Options positioning offers a softer read on sentiment. The put/call ratio at 0.56 is actually above the 20-day average of 0.37, but the z-score of just 0.43 places the reading comfortably within normal range — not a defensive extreme. Notably, the PCR swung from above 1.1 in early May to below 0.6 by week's end, a reversal that may reflect call buying as the stock gained roughly 3% over the past week to close at $13.61. That price gain is a modest positive into the print, running about 3.7% above where it was a month ago.
The bull case rests on the stock's dividend consistency — the factor score for dividend quality ranks in the 90th percentile — and a valuation that, on a price-to-book of 2.5x and a PE of 23x, is not stretched for a generics heavyweight with meaningful US market exposure. The EV/EBITDA of roughly 14x has crept higher over the past month, suggesting the market has been willing to pay incrementally more. HSBC upgraded the ADR to Buy in June 2025, citing a target of $16.90 against the then-price of around $14 — that thesis has not yet fully played out. Bears, meanwhile, can point to the short-interest build itself as a signal that some investors see earnings risk, alongside an EPS surprise score that ranks in only the 13th percentile, suggesting the company's track record of beating estimates is weak.
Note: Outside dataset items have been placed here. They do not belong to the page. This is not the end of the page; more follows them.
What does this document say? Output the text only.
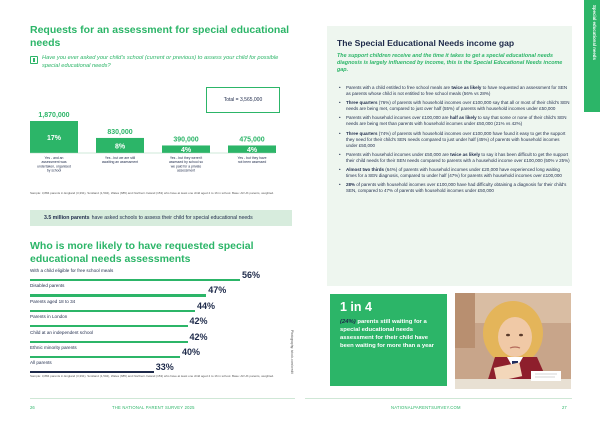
Requests for an assessment for special educational needs
Have you ever asked your child's school (current or previous) to assess your child for possible special educational needs?
1,870,000
17%
Yes - and an assessment was undertaken, organised by school
830,000
8%
Yes - but we are still awaiting an assessment
390,000
4%
Yes - but they weren't assessed by school so we paid for a private assessment
475,000
4%
Yes - but they have not been assessed
Total = 3,565,000
Sample: 3,884 parents in England (3,391), Scotland (1,504), Wales (685) and Northern Ireland (153) who have at least one child aged 4 to 16 in school. Base: All UK parents, weighted.
3.5 million parents have asked schools to assess their child for special educational needs
Who is more likely to have requested special educational needs assessments
With a child eligible for free school meals	56%
Disabled parents	47%
Parents aged 18 to 34	44%
Parents in London	42%
Child at an independent school	42%
Ethnic minority parents	40%
All parents	33%
Sample: 3,884 parents in England (3,391), Scotland (1,504), Wales (685) and Northern Ireland (153) who have at least one child aged 4 to 16 in school. Base: All UK parents, weighted.
26	THE NATIONAL PARENT SURVEY 2025
Special educational needs
The Special Educational Needs income gap
The support children receive and the time it takes to get a special educational needs diagnosis is largely influenced by income, this is the Special Educational Needs income gap.
• Parents with a child entitled to free school meals are twice as likely to have requested an assessment for SEN as parents whose child is not entitled to free school meals (56% vs 28%)
• Three quarters (76%) of parents with household incomes over £100,000 say that all or most of their child's SEN needs are being met, compared to just over half (55%) of parents with household incomes under £50,000
• Parents with household incomes over £100,000 are half as likely to say that some or none of their child's SEN needs are being met than parents with household incomes under £50,000 (21% vs 42%)
• Three quarters (74%) of parents with household incomes over £100,000 have found it easy to get the support they need for their child's SEN needs compared to just under half (45%) of parents with household incomes under £50,000
• Parents with household incomes under £50,000 are twice as likely to say it has been difficult to get the support their child needs for their SEN needs compared to parents with a household income over £100,000 (50% v 25%)
• Almost two thirds (64%) of parents with household incomes under £20,000 have experienced long waiting times for a SEN diagnosis, compared to under half (47%) for parents with household incomes over £100,000
• 28% of parents with household incomes over £100,000 have had difficulty obtaining a diagnosis for their child's SEN, compared to 47% of parents with household incomes under £50,000
1 in 4
(24%) parents still waiting for a special educational needs assessment for their child have been waiting for more than a year
Photography: istock.com/credit
NATIONALPARENTSURVEY.COM	27
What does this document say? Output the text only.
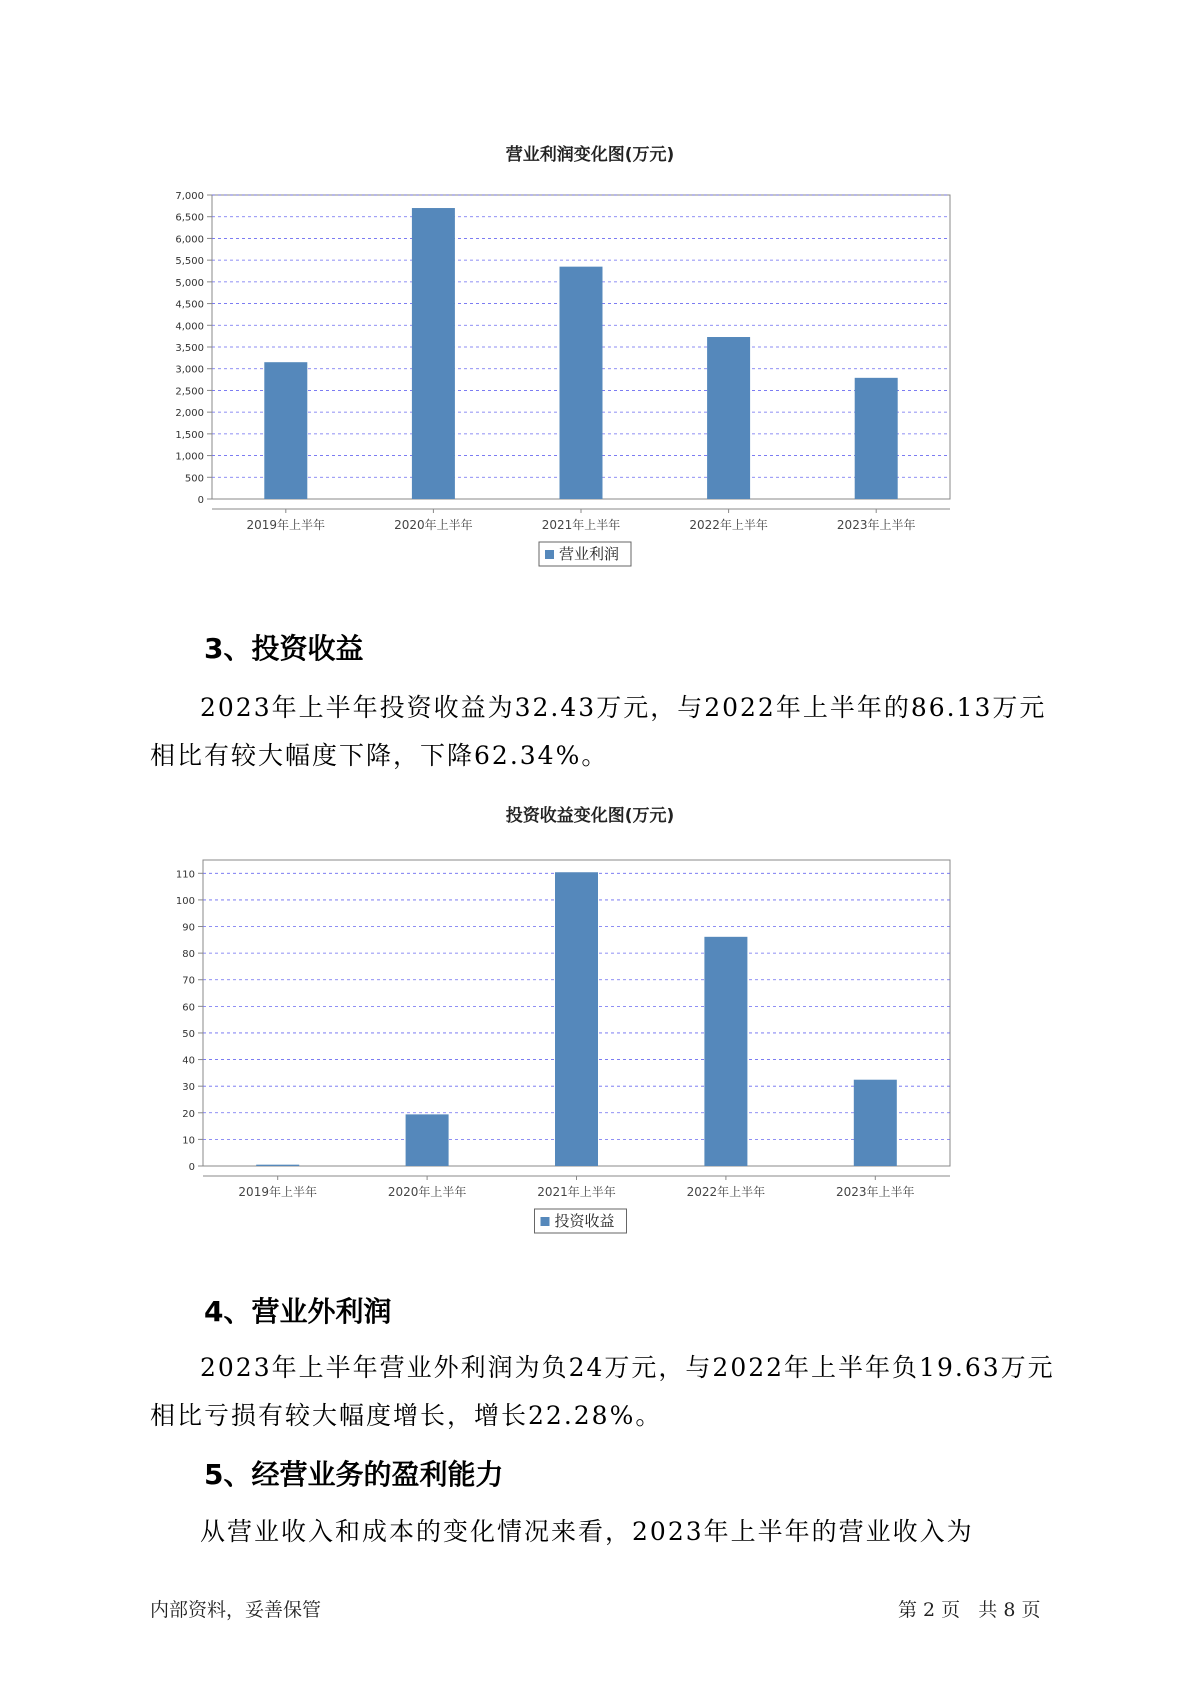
营业利润变化图(万元)
0
500
1,000
1,500
2,000
2,500
3,000
3,500
4,000
4,500
5,000
5,500
6,000
6,500
7,000
2019年上半年	2020年上半年	2021年上半年	2022年上半年	2023年上半年
营业利润
3、投资收益

2023年上半年投资收益为32.43万元，与2022年上半年的86.13万元相比有较大幅度下降，下降62.34%。

投资收益变化图(万元)
0
10
20
30
40
50
60
70
80
90
100
110
2019年上半年	2020年上半年	2021年上半年	2022年上半年	2023年上半年
投资收益
4、营业外利润

2023年上半年营业外利润为负24万元，与2022年上半年负19.63万元相比亏损有较大幅度增长，增长22.28%。

5、经营业务的盈利能力

从营业收入和成本的变化情况来看，2023年上半年的营业收入为

内部资料，妥善保管	第 2 页   共 8 页
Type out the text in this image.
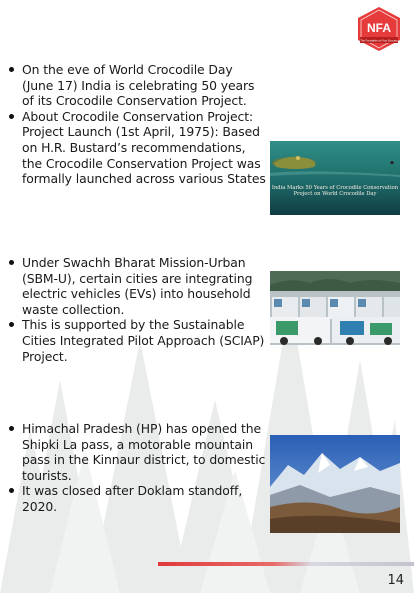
NFA
The Foundation of Your Success
On the eve of World Crocodile Day (June 17) India is celebrating 50 years of its Crocodile Conservation Project.
About Crocodile Conservation Project: Project Launch (1st April, 1975): Based on H.R. Bustard’s recommendations, the Crocodile Conservation Project was formally launched across various States
India Marks 50 Years of Crocodile Conservation Project on World Crocodile Day
Under Swachh Bharat Mission-Urban (SBM-U), certain cities are integrating electric vehicles (EVs) into household waste collection.
This is supported by the Sustainable Cities Integrated Pilot Approach (SCIAP) Project.
Himachal Pradesh (HP) has opened the Shipki La pass, a motorable mountain pass in the Kinnaur district, to domestic tourists.
It was closed after Doklam standoff, 2020.
14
Boston Partners added over 4 million shares in the most recent filing period, becoming one of the more notable buyers among international institutional names. Norges Bank also added 3.6 million shares through year-end 2025. That incremental institutional accumulation provides some demand-side support, even as the short-side pressure intensifies.
The print will test whether the pickup in short positioning is vindicated by a miss on earnings or revenue guidance — or whether it becomes the fuel for a reversal if the numbers hold up.